MANCHESTER CITY made history this week by becoming the country’s first men’s team to complete a domestic Treble.

The boys in light blue battered Watford into submission in the FA Cup final at Wembley on Saturday.

England and City poster boy Raheem Sterling was superb and almost nicked a hat-trick at the ground a stone’s throw from where he was born.

Such is their squad depth Pep Guardiola brought on Kevin De Bruyne who ran riot, David Silva and Bernardo Silva brutally punished the Hornets with their sublime passing and even Gabriel Jesus scored twice.

City were ruthless, irresistible and had the pedal to the metal all game as the poor Hornets were stung 6-0 – the biggest loss in this competition since Bury hammered Derby by the same scoreline in 1903!

It should be a time of celebration with plaudits showered down on this quite brilliant City team – maybe the best of all time – but this achievement has happened under a cloud of dirty oil money and dubious morals.

There will be many decent City fans that love and appreciate the football their champions are playing but have a sense of unease over how it is funded. Yet just as many are so tribal they will attempt to defend the indefensible or blindly refuse to link the billionaires backing them off the pitch to the football team on it.

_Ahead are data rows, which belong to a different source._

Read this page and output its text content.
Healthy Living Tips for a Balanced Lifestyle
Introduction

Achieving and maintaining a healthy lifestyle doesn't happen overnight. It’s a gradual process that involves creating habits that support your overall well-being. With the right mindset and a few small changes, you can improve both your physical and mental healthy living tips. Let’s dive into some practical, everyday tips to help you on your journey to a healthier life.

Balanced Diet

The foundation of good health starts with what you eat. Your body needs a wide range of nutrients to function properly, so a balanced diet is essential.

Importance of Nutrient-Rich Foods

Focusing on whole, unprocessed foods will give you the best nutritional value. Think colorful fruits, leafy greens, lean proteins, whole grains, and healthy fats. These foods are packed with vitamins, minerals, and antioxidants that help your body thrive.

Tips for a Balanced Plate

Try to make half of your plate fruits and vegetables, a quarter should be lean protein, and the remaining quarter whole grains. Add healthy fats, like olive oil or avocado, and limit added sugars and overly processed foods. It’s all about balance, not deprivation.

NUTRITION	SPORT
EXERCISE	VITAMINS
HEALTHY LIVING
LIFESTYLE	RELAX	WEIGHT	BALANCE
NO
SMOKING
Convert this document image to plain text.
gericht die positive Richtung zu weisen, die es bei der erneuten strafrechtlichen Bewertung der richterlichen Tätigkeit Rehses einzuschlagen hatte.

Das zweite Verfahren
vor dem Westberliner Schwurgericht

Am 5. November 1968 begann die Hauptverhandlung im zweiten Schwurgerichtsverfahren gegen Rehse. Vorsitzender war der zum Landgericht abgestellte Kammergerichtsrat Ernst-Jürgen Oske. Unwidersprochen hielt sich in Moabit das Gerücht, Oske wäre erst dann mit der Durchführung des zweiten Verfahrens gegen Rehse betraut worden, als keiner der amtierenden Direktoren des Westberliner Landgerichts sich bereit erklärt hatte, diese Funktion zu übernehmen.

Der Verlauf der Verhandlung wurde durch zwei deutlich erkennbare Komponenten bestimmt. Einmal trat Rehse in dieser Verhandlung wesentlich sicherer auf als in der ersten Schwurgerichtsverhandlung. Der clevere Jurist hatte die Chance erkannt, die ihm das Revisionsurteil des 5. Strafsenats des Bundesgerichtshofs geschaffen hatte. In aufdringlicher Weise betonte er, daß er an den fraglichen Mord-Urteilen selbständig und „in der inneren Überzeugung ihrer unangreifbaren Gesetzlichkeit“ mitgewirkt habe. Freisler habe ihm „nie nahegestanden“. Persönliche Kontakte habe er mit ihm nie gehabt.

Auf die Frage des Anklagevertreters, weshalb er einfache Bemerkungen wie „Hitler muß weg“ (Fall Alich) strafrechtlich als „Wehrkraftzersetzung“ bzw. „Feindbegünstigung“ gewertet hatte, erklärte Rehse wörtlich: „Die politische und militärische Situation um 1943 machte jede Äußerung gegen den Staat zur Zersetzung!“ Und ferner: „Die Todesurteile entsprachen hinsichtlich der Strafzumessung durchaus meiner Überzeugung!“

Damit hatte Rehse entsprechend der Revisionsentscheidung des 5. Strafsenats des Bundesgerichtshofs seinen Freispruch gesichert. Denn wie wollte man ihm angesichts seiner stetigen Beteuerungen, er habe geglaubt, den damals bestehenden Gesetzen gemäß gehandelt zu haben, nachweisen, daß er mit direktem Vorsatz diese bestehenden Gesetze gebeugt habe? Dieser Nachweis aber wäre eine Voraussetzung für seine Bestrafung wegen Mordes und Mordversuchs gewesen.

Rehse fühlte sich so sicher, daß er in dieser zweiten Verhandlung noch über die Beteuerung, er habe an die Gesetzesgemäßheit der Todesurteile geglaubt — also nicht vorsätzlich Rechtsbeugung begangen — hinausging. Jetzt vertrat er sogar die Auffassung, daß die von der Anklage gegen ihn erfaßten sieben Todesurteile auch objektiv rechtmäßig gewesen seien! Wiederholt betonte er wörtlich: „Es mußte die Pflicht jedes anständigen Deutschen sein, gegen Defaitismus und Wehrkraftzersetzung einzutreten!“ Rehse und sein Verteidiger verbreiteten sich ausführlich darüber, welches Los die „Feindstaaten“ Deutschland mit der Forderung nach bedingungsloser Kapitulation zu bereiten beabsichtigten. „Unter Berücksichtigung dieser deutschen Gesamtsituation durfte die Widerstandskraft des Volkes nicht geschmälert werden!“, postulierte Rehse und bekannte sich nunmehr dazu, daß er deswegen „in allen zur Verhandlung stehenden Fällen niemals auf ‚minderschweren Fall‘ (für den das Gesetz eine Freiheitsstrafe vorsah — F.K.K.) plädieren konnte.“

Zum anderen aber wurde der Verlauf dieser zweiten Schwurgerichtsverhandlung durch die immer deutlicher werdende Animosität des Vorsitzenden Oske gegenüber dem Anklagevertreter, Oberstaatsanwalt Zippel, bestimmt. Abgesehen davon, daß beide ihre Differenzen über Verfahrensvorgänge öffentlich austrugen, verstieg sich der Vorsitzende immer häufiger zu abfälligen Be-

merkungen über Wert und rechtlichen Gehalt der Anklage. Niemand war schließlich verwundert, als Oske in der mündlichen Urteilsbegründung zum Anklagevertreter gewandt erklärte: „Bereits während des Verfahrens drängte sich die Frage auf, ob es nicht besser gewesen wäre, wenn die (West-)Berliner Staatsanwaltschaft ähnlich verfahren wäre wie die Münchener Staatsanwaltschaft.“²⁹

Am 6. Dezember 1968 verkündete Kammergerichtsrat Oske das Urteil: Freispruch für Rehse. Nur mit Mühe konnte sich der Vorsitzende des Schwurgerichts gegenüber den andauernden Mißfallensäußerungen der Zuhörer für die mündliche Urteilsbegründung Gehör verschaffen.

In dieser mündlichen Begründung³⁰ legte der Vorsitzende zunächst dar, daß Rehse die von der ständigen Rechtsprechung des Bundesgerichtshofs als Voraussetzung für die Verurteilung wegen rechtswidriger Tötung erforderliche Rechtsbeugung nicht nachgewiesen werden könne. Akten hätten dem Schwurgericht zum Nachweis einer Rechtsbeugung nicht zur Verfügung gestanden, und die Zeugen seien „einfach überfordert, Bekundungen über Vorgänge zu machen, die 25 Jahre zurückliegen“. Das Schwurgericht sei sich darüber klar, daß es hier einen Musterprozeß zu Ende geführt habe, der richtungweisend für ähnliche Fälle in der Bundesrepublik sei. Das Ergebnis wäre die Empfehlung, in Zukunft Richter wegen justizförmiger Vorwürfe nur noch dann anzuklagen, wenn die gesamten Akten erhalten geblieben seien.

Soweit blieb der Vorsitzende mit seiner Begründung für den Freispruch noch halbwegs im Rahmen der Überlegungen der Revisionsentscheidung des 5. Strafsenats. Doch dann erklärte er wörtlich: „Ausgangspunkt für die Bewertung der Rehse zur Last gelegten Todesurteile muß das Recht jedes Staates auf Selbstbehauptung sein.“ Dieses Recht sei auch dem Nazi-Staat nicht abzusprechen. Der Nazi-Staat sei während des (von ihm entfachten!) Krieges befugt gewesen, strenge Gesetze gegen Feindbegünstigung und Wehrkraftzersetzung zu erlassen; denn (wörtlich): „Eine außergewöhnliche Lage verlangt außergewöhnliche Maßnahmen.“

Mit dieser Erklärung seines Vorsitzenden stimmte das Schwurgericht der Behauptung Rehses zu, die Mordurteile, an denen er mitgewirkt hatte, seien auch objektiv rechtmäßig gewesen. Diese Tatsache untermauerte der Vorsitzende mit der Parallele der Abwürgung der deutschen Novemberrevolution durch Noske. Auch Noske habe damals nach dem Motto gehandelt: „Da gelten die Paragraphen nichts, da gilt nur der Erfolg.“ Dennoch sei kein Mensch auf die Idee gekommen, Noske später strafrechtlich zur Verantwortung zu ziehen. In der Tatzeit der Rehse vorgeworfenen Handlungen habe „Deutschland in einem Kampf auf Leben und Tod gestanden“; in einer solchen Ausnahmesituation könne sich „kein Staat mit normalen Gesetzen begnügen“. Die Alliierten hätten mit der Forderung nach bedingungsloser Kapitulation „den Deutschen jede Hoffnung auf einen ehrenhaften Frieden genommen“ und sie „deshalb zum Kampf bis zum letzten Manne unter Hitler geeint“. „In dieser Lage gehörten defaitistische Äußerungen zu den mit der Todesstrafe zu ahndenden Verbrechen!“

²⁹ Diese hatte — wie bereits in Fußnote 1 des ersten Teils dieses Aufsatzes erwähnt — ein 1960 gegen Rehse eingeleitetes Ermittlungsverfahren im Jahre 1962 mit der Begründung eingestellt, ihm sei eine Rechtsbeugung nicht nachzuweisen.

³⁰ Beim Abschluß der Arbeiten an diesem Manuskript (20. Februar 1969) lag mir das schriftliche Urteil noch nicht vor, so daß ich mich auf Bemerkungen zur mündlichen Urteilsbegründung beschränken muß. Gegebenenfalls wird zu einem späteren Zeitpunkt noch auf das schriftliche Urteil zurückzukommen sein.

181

The fact is their owner is so rich he buys a new boat each time one gets wet – but all jokes aside his family also thinks it is okay to kill gay people, have launched a sustained assault on freedom of expression and arbitrarily detain and forcibly ‘disappear’ people who criticise them.

Sheikh Mansour is a member of the royal family of Abu Dhabi and deputy prime minister of the United Arab Emirates – a country with an appalling human rights record.

That’s where we are – money over manners, cash over conscience and dirhams over decency.

If you lie down with dogs, you get up with fleas. And while demanding adoration their superstars sorely lacked class, sportsmanship and respect hours after lifting the Premier League crown.

While Jurgen Klopp and his players to a man congratulated their rivals on edging the title by one point, Pep Guardiola’s boys decided to chant about Liverpool fans being battered in the streets and ‘always the victims’. The latter is unforgiveable as that references Hillsborough and ignorance is not an excuse.

As Mark Twain once said: “One man alone can be pretty dumb but for real bona fide stupidity there ain’t nothing can beat teamwork.”

It’s one thing supporters letting themselves down by singing such trash but these are meant to be professional players and when men like Vincent Kompany – usually so well-liked, solid and reliable – and boyhood Kop fan Sergio Aguero are involved it makes it so much worse.

Clubs need likeable players like those pair to soften the edges of hate from rivals but this episode has damaged their standing and means there will be a lot less sympathy if the club does get a European ban for allegedly flouting Financial Fair Play rules.

It also tarnishes all the great work the club has done in the once deprived area around the Etihad.

Fans chose to liken that chant on the plane to Liverpool fans throwing stuff at City’s coach last season. Two wrongs never make a right and contrast to how Anfield chiefs immediately issued an apology to how City tried to explain away the lyrics.

They claim the battered line was not in relation to Sean Cox, who was almost killed by Roma fans, but to supporters beaten up in Kiev. Oh that’s alright then!

Excuses are like backsides. Everyone’s got one and they all stink.

AND finally Vincent Kompany has announced he is leaving Manchester City – and what a way to go out.

The first man to skipper a domestic Treble; lifting the FA Cup at Wembley in his final game for the club; and scoring a goal of the season contender in his last game at the Etihad to all but secure the league title.

The big Belgium, 33, is going back home to be player manager of first club Anderlecht and their gain is very much City’s loss. Kompany leaves with four titles, four league cups and two FA cups and is irreplaceable.

He has been the backbone of City for 11 mostly glorious years and there will be lots of broken hearts in the blue half of Manchester.

Love is a lot like a backache – it doesn’t show up in x-rays but you know it’s there. Now Kompany won’t be there but City still have many other great players to love.